Parabéns às drogas

18 de dezembro de 2023 0 Por Leandro Marçal

No interminável mês de dezembro, as insuportáveis listas de melhores do ano bombardeiam o meu juízo. São premiações irrelevantes em categorias sem sal nem açúcar, troféus para reconhecer feitos desimportantes, repetições do autoengano sobre o espírito natalino, disfarces mal aplicados nas desnecessidades consumistas da época, repetições chatíssimas sobre renovação, esperança e prosperidade. E mais, muito mais.

Como entusiasta do bom humor, incentivador das festividades dezembrinas, paraninfo das alegrias obrigatórias do mês doze e negacionista da ironia, também me sinto na obrigação de deixar o meu reconhecimento a quem marca presença e muda vidas o ano todo. Se aquela propaganda antiga dizia ser impossível andar cem metros sem encontrar um orelhão, nesse tempo digital é raríssimo percorrer muitas quadras sem passar por estabelecimentos comerciais não reconhecidos pela lei. Fácil, mesmo, é encontrar um bom delivery, abastecendo a casa de gente fina, elegante e sincera demais para se expor nesses ambientes sujos.

Fiquemos de pé para uma salva de palmas às drogas!
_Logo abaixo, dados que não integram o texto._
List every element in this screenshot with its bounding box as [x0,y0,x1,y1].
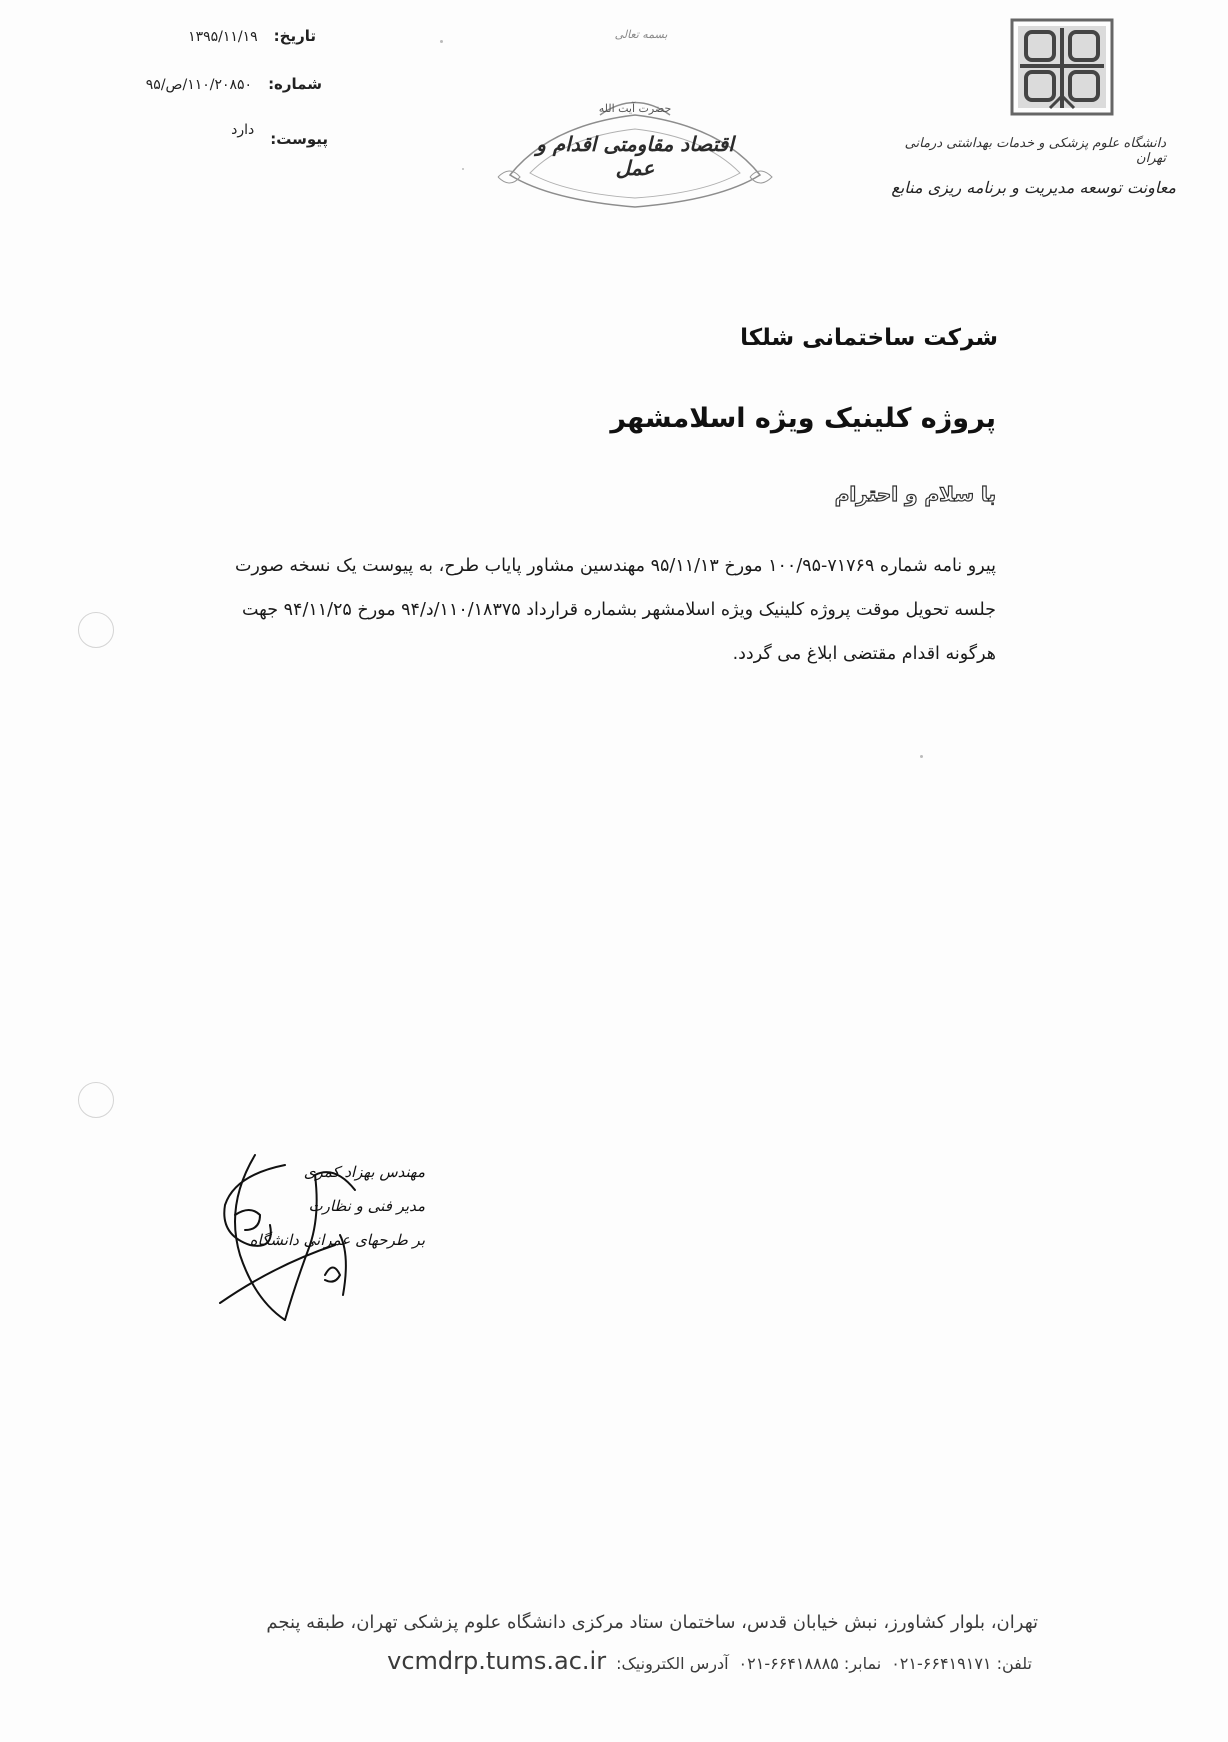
date-value: ۱۳۹۵/۱۱/۱۹ [188,29,258,45]
attachment-label: پیوست: [270,130,328,148]
body-line: هرگونه اقدام مقتضی ابلاغ می گردد. [732,644,996,664]
footer-contacts [387,1647,1032,1675]
footer-address: تهران، بلوار کشاورز، نبش خیابان قدس، ساختمان ستاد مرکزی دانشگاه علوم پزشکی تهران، طبقه پنجم [266,1612,1038,1633]
number-label: شماره: [268,75,322,93]
number-field [146,75,322,93]
greeting: با سلام و احترام [834,482,996,506]
attachment-value: دارد [231,122,255,138]
scan-speck [920,755,923,758]
date-field [188,27,316,45]
attachment-field [231,122,328,148]
footer-url[interactable]: vcmdrp.tums.ac.ir [387,1647,607,1675]
scan-artifact [78,1082,114,1118]
university-name: دانشگاه علوم پزشکی و خدمات بهداشتی درمانی تهران [904,136,1166,166]
university-emblem-icon [1010,18,1114,116]
top-tag: بسمه تعالی [614,28,668,41]
scan-artifact [78,612,114,648]
letter-body [91,544,996,676]
body-line: پیرو نامه شماره ۷۱۷۶۹-۱۰۰/۹۵ مورخ ۹۵/۱۱/۱۳ مهندسین مشاور پایاب طرح، به پیوست یک نسخه صورت [234,556,996,576]
signatory-department: بر طرحهای عمرانی دانشگاه [249,1231,425,1249]
signature-block [249,1155,425,1257]
footer-phone: تلفن: ۶۶۴۱۹۱۷۱-۰۲۱ [891,1654,1032,1673]
deputy-name: معاونت توسعه مدیریت و برنامه ریزی منابع [891,178,1176,197]
signatory-name: مهندس بهزاد کمری [303,1163,425,1181]
signatory-title: مدیر فنی و نظارت [308,1197,425,1215]
scan-speck [440,40,443,43]
scan-speck [462,168,464,170]
subject: پروژه کلینیک ویژه اسلامشهر [610,403,996,434]
date-label: تاریخ: [273,27,316,45]
number-value: ۱۱۰/۲۰۸۵۰/ص/۹۵ [145,77,253,93]
body-line: جلسه تحویل موقت پروژه کلینیک ویژه اسلامشهر بشماره قرارداد ۱۱۰/۱۸۳۷۵/د/۹۴ مورخ ۹۴/۱۱/۲۵ جهت [242,600,996,620]
footer-email-label: آدرس الکترونیک: [616,1654,729,1673]
motto-subtitle: حضرت آیت الله [598,102,672,115]
footer-fax: نمابر: ۶۶۴۱۸۸۸۵-۰۲۱ [738,1654,882,1673]
recipient: شرکت ساختمانی شلکا [740,325,998,351]
motto-text: اقتصاد مقاومتی اقدام و عمل [536,132,734,180]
Por mais um ano consecutivo, ganharam de forma expressiva essa guerra inútil que há tanto tempo deixa muita gente, de preferência aquela mesma gente, morta nos cantões da cidade, morro acima e periferia adentro, com menos grana no bolso e mais melanina na pele.

Se você não se isolou do mundo e não esteve em coma, certamente se deparou com notícias sobre supostas balas perdidas em supostos confrontos da polícia com supostos traficantes, leu textos de abordagens e punições desproporcionais a quem carregava pouca erva, se interessou por adiamentos de punições a quem tinha muitíssima droga cruzando o mundo e muitíssima grana alimentando contas bancárias, se impressionou com operações midiáticas e punitivas para fazer a alegria de uma gente preocupada com violência e audiência. É ou não é um grande feito para as drogas?
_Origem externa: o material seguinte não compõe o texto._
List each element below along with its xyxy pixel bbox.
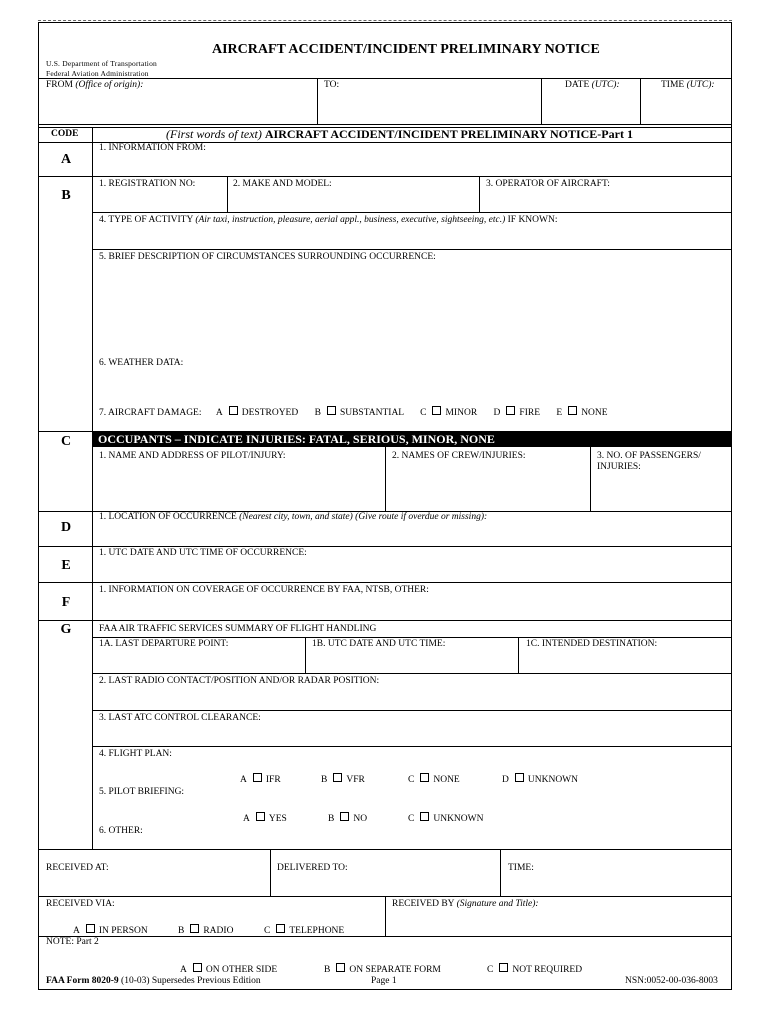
via-option-c[interactable] bbox=[264, 924, 344, 936]
via-a-text: IN PERSON bbox=[98, 926, 148, 936]
checkbox-icon[interactable] bbox=[420, 773, 429, 782]
checkbox-icon[interactable] bbox=[333, 773, 342, 782]
fp-a-letter: A bbox=[240, 775, 247, 785]
damage-d-text: FIRE bbox=[519, 408, 540, 418]
note-a-text: ON OTHER SIDE bbox=[205, 965, 278, 975]
atc-clearance-field[interactable]: 3. LAST ATC CONTROL CLEARANCE: bbox=[99, 713, 261, 723]
make-model-field[interactable]: 2. MAKE AND MODEL: bbox=[233, 179, 332, 189]
pb-b-letter: B bbox=[328, 814, 335, 824]
received-by-label: RECEIVED BY bbox=[392, 899, 455, 909]
dept-line-1: U.S. Department of Transportation bbox=[46, 59, 157, 68]
via-c-text: TELEPHONE bbox=[289, 926, 345, 936]
note-option-b[interactable] bbox=[324, 963, 441, 975]
activity-suffix: IF KNOWN: bbox=[507, 215, 558, 225]
briefing-option-b[interactable] bbox=[328, 812, 367, 824]
last-radio-contact-field[interactable]: 2. LAST RADIO CONTACT/POSITION AND/OR RADAR POSITION: bbox=[99, 676, 380, 686]
briefing-option-a[interactable] bbox=[243, 812, 287, 824]
checkbox-icon[interactable] bbox=[190, 924, 199, 933]
checkbox-icon[interactable] bbox=[515, 773, 524, 782]
intended-destination-field[interactable]: 1C. INTENDED DESTINATION: bbox=[526, 639, 658, 649]
note-part-2-label: NOTE: Part 2 bbox=[46, 937, 99, 947]
checkbox-icon[interactable] bbox=[432, 406, 441, 415]
flight-plan-option-d[interactable] bbox=[502, 773, 578, 785]
location-hint: (Nearest city, town, and state) (Give route if overdue or missing): bbox=[239, 512, 488, 522]
code-a: A bbox=[60, 152, 72, 167]
flight-handling-summary-title: FAA AIR TRAFFIC SERVICES SUMMARY OF FLIGHT HANDLING bbox=[99, 624, 377, 634]
time-hint: (UTC): bbox=[686, 80, 715, 90]
fp-d-text: UNKNOWN bbox=[527, 775, 579, 785]
pb-c-text: UNKNOWN bbox=[433, 814, 484, 824]
via-b-text: RADIO bbox=[203, 926, 234, 936]
form-id: FAA Form 8020-9 bbox=[46, 976, 119, 986]
code-f: F bbox=[61, 595, 71, 610]
location-field[interactable] bbox=[99, 512, 487, 523]
delivered-to-field[interactable]: DELIVERED TO: bbox=[277, 863, 348, 873]
time-received-field[interactable]: TIME: bbox=[508, 863, 534, 873]
note-c-text: NOT REQUIRED bbox=[512, 965, 583, 975]
checkbox-icon[interactable] bbox=[568, 406, 577, 415]
brief-description-field[interactable]: 5. BRIEF DESCRIPTION OF CIRCUMSTANCES SURROUNDING OCCURRENCE: bbox=[99, 252, 436, 262]
activity-hint: (Air taxi, instruction, pleasure, aerial appl., business, executive, sightseeing, etc.) bbox=[195, 215, 506, 225]
nsn-number: NSN:0052-00-036-8003 bbox=[625, 976, 718, 986]
code-d: D bbox=[60, 520, 72, 535]
via-option-b[interactable] bbox=[178, 924, 233, 936]
damage-b-letter: B bbox=[314, 408, 321, 418]
damage-c-text: MINOR bbox=[445, 408, 478, 418]
note-option-c[interactable] bbox=[487, 963, 582, 975]
damage-e-text: NONE bbox=[581, 408, 608, 418]
note-option-a[interactable] bbox=[180, 963, 277, 975]
first-words-title: AIRCRAFT ACCIDENT/INCIDENT PRELIMINARY NOTICE-Part 1 bbox=[264, 127, 633, 141]
pb-b-text: NO bbox=[353, 814, 368, 824]
code-g: G bbox=[60, 622, 72, 637]
checkbox-icon[interactable] bbox=[506, 406, 515, 415]
fp-b-text: VFR bbox=[346, 775, 365, 785]
checkbox-icon[interactable] bbox=[253, 773, 262, 782]
first-words-hint: (First words of text) bbox=[166, 127, 262, 141]
page-number: Page 1 bbox=[371, 976, 397, 986]
damage-c-letter: C bbox=[420, 408, 427, 418]
activity-type-field[interactable] bbox=[99, 215, 558, 226]
pb-a-text: YES bbox=[268, 814, 287, 824]
date-hint: (UTC): bbox=[591, 80, 620, 90]
damage-option-c[interactable] bbox=[420, 408, 477, 418]
code-column-divider bbox=[92, 127, 93, 849]
received-by-field[interactable] bbox=[392, 899, 539, 910]
checkbox-icon[interactable] bbox=[420, 812, 429, 821]
from-field[interactable] bbox=[46, 80, 143, 91]
form-edition: (10-03) Supersedes Previous Edition bbox=[121, 976, 261, 986]
form-title: AIRCRAFT ACCIDENT/INCIDENT PRELIMINARY NOTICE bbox=[212, 42, 600, 57]
received-via-label: RECEIVED VIA: bbox=[46, 899, 115, 909]
via-c-letter: C bbox=[264, 926, 271, 936]
via-option-a[interactable] bbox=[73, 924, 148, 936]
utc-date-time-field[interactable]: 1B. UTC DATE AND UTC TIME: bbox=[312, 639, 446, 649]
pb-a-letter: A bbox=[243, 814, 250, 824]
code-b: B bbox=[61, 188, 71, 203]
via-b-letter: B bbox=[178, 926, 185, 936]
passengers-field-line1[interactable]: 3. NO. OF PASSENGERS/ bbox=[597, 451, 701, 461]
received-by-hint: (Signature and Title): bbox=[456, 899, 539, 909]
passengers-field-line2: INJURIES: bbox=[597, 462, 641, 472]
utc-occurrence-field[interactable]: 1. UTC DATE AND UTC TIME OF OCCURRENCE: bbox=[99, 548, 307, 558]
from-hint: (Office of origin): bbox=[75, 80, 144, 90]
last-departure-field[interactable]: 1A. LAST DEPARTURE POINT: bbox=[99, 639, 229, 649]
pilot-briefing-label: 5. PILOT BRIEFING: bbox=[99, 787, 185, 797]
time-label: TIME bbox=[661, 80, 685, 90]
briefing-option-c[interactable] bbox=[408, 812, 483, 824]
damage-d-letter: D bbox=[493, 408, 501, 418]
from-label: FROM bbox=[46, 80, 73, 90]
to-field[interactable]: TO: bbox=[324, 80, 340, 90]
received-at-field[interactable]: RECEIVED AT: bbox=[46, 863, 109, 873]
note-c-letter: C bbox=[487, 965, 494, 975]
code-header: CODE bbox=[51, 129, 79, 139]
operator-field[interactable]: 3. OPERATOR OF AIRCRAFT: bbox=[486, 179, 610, 189]
activity-label: 4. TYPE OF ACTIVITY bbox=[99, 215, 193, 225]
note-b-text: ON SEPARATE FORM bbox=[349, 965, 441, 975]
damage-e-letter: E bbox=[556, 408, 563, 418]
first-words-row bbox=[166, 127, 633, 141]
pilot-field[interactable]: 1. NAME AND ADDRESS OF PILOT/INJURY: bbox=[99, 451, 286, 461]
damage-option-e[interactable] bbox=[556, 408, 607, 418]
flight-plan-option-b[interactable] bbox=[321, 773, 365, 785]
fp-a-text: IFR bbox=[265, 775, 281, 785]
date-label: DATE bbox=[565, 80, 590, 90]
date-field[interactable] bbox=[565, 80, 620, 91]
crew-field[interactable]: 2. NAMES OF CREW/INJURIES: bbox=[392, 451, 526, 461]
note-a-letter: A bbox=[180, 965, 187, 975]
aircraft-damage-row bbox=[99, 406, 608, 418]
checkbox-icon[interactable] bbox=[193, 963, 202, 972]
damage-option-b[interactable] bbox=[315, 408, 404, 418]
fp-c-letter: C bbox=[408, 775, 415, 785]
checkbox-icon[interactable] bbox=[327, 406, 336, 415]
checkbox-icon[interactable] bbox=[340, 812, 349, 821]
coverage-field[interactable]: 1. INFORMATION ON COVERAGE OF OCCURRENCE BY FAA, NTSB, OTHER: bbox=[99, 585, 429, 595]
fp-b-letter: B bbox=[321, 775, 328, 785]
checkbox-icon[interactable] bbox=[229, 406, 238, 415]
information-from-field[interactable]: 1. INFORMATION FROM: bbox=[99, 143, 206, 153]
code-c: C bbox=[60, 434, 72, 449]
damage-label: 7. AIRCRAFT DAMAGE: bbox=[99, 408, 202, 418]
form-top-border bbox=[38, 20, 732, 21]
registration-field[interactable]: 1. REGISTRATION NO: bbox=[99, 179, 196, 189]
code-e: E bbox=[61, 558, 71, 573]
damage-a-letter: A bbox=[215, 408, 223, 418]
time-field[interactable] bbox=[661, 80, 715, 91]
damage-option-d[interactable] bbox=[494, 408, 540, 418]
damage-option-a[interactable] bbox=[216, 408, 298, 418]
occupants-header-bar: OCCUPANTS – INDICATE INJURIES: FATAL, SERIOUS, MINOR, NONE bbox=[92, 432, 732, 447]
pb-c-letter: C bbox=[408, 814, 415, 824]
checkbox-icon[interactable] bbox=[499, 963, 508, 972]
checkbox-icon[interactable] bbox=[276, 924, 285, 933]
weather-data-field[interactable]: 6. WEATHER DATA: bbox=[99, 358, 184, 368]
dept-line-2: Federal Aviation Administration bbox=[46, 69, 149, 78]
flight-plan-option-c[interactable] bbox=[408, 773, 460, 785]
form-number bbox=[46, 976, 261, 987]
damage-a-text: DESTROYED bbox=[241, 408, 299, 418]
other-field[interactable]: 6. OTHER: bbox=[99, 826, 143, 836]
checkbox-icon[interactable] bbox=[336, 963, 345, 972]
note-b-letter: B bbox=[324, 965, 331, 975]
flight-plan-label: 4. FLIGHT PLAN: bbox=[99, 749, 172, 759]
checkbox-icon[interactable] bbox=[86, 924, 95, 933]
fp-c-text: NONE bbox=[433, 775, 460, 785]
via-a-letter: A bbox=[73, 926, 80, 936]
flight-plan-option-a[interactable] bbox=[240, 773, 281, 785]
checkbox-icon[interactable] bbox=[256, 812, 265, 821]
damage-b-text: SUBSTANTIAL bbox=[339, 408, 404, 418]
fp-d-letter: D bbox=[502, 775, 509, 785]
location-label: 1. LOCATION OF OCCURRENCE bbox=[99, 512, 237, 522]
Mais uma vez, o ano termina do jeito que começou. Lá em cima, fingem que a proibição total e irrestrita traz algum resultado prático. Cá embaixo, sentimos os efeitos dos interesses de uma guerra campeã de inocentes mortos. E os viciados?, e as cenas chocantes de violência nesses aglomerados de verdadeiros zumbis?, pergunta uma gente carola, uma gente incapaz de diferenciar saúde pública e segurança pública, uma gente cheia de fome punitivista e cega diante do espelho.

E assim, as drogas acumulam pó (desculpem!) sobre os troféus acumulados ano a ano. Deve existir um depósito escondido, a portas trancadas, onde essas premiações ficam escondidas para não chamar atenção. Tão escondidas quanto os interesses de quem ganha muito mantendo as coisas como estão. Custe o que custar, doa a quem doer, desde que a dor permaneça entre nós, nunca entre eles, desde que na estatística estejam os nossos, nunca os deles.

Parabéns às drogas. E não só pela vitória deste ano, mas pela certeza de mais prêmios no próximo e no próximo e no próximo, seja nos corpos recolhidos pelo IML, seja nos votos suicidas, seja nos discursos inflamados e hipócritas depois de cruzarmos cada esquina cheia de gente abandonada.